At a Glance: MARTA Lost and Found
LOCATION: The MARTA Lost and Found Office shares space with the reduced-fare sales office for customers buying discounted Breeze cards. It's at the Five Points Rail Station, outside the fare gates on the Forsyth Street side at 30 Alabama St. SW, Atlanta, GA 30303.
HOURS: 9 a.m. to 5 p.m. Monday to Friday.
INQUIRIES: To inquire about a lost item call 404-848-3208. Or, to report a lost item online, visit www.itsmarta.com/lost-and-found-info.aspx and fill out a Lost and Found inquiry form.
TIPS: Call before you come, and try to provide information about the time of day and train or bus route you were on. Be aware that it can take up to five days for items left on a bus or train to be sent to the Lost and Found office. Staff can search for an item based on a description and hold it aside for quicker retrieval. If you're from out of town or are unable to appear in person, you can provide MARTA with a prepaid mailing label and they will send it via FedEx or UPS.
Whatever happened to that umbrella you left behind on a MARTA train? Or the book you laid down and forgot to pick up? Or, heaven forbid, the wallet that fell out of your purse or pocket as you scurried off the bus?
Chances are, if it wasn’t purloined by a passenger, it wound up at MARTA’s version of the island of misfit toys — the Lost and Found office at Five Points Rail Station.

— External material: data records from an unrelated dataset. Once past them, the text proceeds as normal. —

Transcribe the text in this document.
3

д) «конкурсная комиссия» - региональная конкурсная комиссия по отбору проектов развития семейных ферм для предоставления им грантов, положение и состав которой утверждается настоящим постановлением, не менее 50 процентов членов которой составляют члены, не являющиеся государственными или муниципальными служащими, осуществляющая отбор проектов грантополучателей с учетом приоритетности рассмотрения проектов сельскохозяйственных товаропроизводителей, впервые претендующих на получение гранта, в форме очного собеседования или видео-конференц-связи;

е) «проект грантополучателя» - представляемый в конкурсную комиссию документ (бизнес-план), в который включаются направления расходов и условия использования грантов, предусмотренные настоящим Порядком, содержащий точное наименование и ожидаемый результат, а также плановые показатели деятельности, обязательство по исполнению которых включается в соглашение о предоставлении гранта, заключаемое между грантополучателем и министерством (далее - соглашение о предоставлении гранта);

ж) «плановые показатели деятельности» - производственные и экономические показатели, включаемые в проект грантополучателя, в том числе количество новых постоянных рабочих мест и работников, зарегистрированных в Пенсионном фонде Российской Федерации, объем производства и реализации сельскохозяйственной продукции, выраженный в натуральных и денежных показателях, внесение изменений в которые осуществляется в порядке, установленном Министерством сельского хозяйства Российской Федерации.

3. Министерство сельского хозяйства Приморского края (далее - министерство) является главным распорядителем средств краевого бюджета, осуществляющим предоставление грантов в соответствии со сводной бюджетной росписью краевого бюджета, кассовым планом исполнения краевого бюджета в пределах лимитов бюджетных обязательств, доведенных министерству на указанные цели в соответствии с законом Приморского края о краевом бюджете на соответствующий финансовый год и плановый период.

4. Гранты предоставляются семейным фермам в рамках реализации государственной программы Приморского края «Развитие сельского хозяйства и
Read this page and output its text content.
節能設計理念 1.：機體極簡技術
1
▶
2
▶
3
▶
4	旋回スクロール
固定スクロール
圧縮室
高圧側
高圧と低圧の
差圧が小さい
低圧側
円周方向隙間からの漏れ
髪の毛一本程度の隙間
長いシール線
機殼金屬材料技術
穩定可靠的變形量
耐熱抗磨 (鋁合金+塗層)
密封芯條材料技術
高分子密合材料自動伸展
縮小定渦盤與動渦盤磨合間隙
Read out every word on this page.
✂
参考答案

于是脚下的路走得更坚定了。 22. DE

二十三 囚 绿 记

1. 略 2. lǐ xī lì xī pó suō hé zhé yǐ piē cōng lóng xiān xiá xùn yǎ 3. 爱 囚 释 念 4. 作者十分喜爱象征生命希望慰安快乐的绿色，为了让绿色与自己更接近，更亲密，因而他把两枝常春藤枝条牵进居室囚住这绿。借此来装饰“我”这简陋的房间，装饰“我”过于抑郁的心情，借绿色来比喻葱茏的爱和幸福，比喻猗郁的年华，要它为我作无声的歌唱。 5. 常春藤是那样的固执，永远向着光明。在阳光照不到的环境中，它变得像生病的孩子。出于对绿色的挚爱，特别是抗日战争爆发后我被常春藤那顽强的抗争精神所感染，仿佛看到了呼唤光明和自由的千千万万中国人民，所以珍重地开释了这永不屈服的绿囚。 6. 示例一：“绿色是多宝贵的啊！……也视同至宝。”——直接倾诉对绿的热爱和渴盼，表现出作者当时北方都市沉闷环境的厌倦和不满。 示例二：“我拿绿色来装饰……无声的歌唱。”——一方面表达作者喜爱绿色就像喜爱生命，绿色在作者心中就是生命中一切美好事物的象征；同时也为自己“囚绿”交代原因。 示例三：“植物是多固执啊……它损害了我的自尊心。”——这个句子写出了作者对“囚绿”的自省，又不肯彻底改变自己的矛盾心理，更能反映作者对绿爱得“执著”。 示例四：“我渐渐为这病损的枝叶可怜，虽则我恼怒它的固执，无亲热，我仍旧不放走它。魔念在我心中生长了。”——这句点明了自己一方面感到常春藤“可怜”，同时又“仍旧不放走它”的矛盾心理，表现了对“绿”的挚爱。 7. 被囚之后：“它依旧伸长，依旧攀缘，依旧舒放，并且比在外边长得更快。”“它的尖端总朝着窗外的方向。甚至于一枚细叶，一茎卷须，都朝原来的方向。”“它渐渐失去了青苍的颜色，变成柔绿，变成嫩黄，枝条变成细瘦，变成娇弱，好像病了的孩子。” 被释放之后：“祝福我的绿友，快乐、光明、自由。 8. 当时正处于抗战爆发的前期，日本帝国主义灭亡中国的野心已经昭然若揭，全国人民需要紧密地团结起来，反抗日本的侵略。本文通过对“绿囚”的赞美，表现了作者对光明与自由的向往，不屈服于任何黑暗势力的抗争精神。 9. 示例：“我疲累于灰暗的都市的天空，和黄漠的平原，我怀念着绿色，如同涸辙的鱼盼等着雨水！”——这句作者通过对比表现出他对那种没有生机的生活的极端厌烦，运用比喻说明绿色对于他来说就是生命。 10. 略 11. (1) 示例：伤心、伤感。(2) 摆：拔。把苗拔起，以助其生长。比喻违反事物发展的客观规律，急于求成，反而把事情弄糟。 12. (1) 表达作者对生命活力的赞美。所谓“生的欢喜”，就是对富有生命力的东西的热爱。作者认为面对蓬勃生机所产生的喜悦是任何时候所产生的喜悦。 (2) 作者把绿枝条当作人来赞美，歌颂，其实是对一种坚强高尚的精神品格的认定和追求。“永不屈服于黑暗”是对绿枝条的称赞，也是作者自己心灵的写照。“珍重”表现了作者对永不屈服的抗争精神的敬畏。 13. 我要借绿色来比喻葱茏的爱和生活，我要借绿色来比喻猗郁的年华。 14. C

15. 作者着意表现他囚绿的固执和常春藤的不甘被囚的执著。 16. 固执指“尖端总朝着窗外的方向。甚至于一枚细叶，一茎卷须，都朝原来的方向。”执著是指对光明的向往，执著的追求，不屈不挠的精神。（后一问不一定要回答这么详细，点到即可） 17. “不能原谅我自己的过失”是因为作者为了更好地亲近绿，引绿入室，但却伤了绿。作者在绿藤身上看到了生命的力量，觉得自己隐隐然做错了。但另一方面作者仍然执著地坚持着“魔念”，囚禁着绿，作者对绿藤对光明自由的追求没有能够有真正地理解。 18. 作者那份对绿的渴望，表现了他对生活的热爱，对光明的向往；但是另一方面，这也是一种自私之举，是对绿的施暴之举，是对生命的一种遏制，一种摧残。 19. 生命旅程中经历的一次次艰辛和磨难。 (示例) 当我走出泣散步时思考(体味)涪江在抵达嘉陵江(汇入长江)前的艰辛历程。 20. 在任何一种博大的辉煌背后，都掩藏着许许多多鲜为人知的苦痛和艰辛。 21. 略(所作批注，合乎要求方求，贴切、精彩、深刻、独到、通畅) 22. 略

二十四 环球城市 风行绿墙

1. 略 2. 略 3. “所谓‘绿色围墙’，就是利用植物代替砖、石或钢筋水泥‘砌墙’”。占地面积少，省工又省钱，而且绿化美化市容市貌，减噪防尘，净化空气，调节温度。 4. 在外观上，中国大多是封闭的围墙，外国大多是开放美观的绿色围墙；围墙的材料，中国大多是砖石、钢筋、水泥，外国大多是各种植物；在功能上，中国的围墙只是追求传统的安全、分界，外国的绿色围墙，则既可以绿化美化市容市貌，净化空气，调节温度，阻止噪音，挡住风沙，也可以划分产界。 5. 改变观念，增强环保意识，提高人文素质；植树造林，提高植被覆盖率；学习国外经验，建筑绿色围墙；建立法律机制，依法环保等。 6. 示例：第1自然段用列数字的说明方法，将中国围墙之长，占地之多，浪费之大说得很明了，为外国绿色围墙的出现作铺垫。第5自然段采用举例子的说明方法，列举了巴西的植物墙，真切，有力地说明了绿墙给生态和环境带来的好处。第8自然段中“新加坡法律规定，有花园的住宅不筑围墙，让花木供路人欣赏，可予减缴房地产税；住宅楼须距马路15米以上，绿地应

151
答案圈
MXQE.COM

The rectangular room of forgotten goods is not much larger than a walk-in closet. But it’s lined with shelves, cardboard boxes and shoe-box-sized storage bins. Two metal safes in a corner hold valuables like jewelry, although only one gold ring was being safeguarded on a recent weekday.
MARTA’s inventory is a curious mixture of the expected and the surprising.
You’ve got the usual stuff — cell phones, keys, power cords, books, hats, luggage. One bin is stuffed with spectacles and sunglasses. A small trash can is crammed full of umbrellas, wooden canes and walking sticks.
Bicycles, too, are aplenty. Anywhere from 15 to 30 a month come through the door and have to be stored elsewhere because they take up too much space
Here atop a shelf sits a pricey-looking cowboy hat. There, folded behind a door, rests a well-used baby stroller.
But talk to Jessica Guinn or James Willoughby, the two full-time “lost and found coordinators,” and they’ll tell you about the stranger stuff. Items you’d never expect a person to misplace, like a prosthetic leg. Or an oxygen tank. Even a set of dentures (“I don’t like to touch them,” Guinn says, wrinkling her nose. “I make James do it.”)
Willoughby has noticed one particular item that is often reported lost but rarely reported found — metal orthopedic walking sticks or canes. His theory? Other passengers snatch them up, because they can cost up to $100 or more new.
“That’s the unfortunate thing,” chimed in Roosevelt Stripling, who manages MARTA customer service along with the lost and found office. “We’ll have people get pretty belligerent with us. They swear MARTA has it. But if it was valuable to you, unfortunately somebody else may feel it’s valuable to them as well. So they may have retained it.”
Just because a misplaced item doesn’t turn up right away doesn’t mean it’s a goner, though. Sometimes it can take up to five days for items to be sent to Lost and Found, particularly if left on a bus.
Each bus driver turns in found items after returning to one of three MARTA garages around the metro Atlanta. Then, each garage packages and mails the items to Lost and Found. The mailings go out once or twice a week, depending on how many are collected.
If a customer realizes right away that an item was lost and contacts MARTA, sometimes arrangements can be made to return the item sooner. Staff may hold it aside at the nearest rail station or hand it off at a bus stop.
Each year, the Lost and Found office processes between 300 and 500 items. Only about a fifth to a quarter of them are ever retrieved. The rest are destroyed by shredding (if personal items like IDs, passports or credit cards) or given to the Salvation Army (if they can be reused) after about a month.
Unclaimed cash is kept for 30 days, and then deposited into the transit agency’s general fund. Last year, $2,200.83 went into MARTA coffers that way.
Sometimes an item might be retained longer than a month if it’s particularly valuable or if a customer cannot make arrangements to pick it up immediately. But that’s at the office’s discretion.
Stripling says the office makes every effort to contact property owners. When an address can be found in a purse, wallet, luggage tag or bag, the office mails out a postcard that reads “Please visit our office as soon as possible for information regarding an item that you may have lost on the MARTA bus or rail system.”
A word to the wise: anyone who appears in person at the office or calls regarding a lost item will be asked to confirm they are the rightful owner by describing it.
Such was the case with Curtis Campbell, a chef at Emory University. He went looking last week for a red cloth shopping bag that he left on the train at North Avenue station the previous night. Inside it were his apartment keys.
Luckily, the bag was there.
“Thank the Lord, ‘cause it’s $20 for a new apartment key and $10 for the mailbox key,” Campbell said, smiling and shaking his head. “Oh, that’s a blessing.”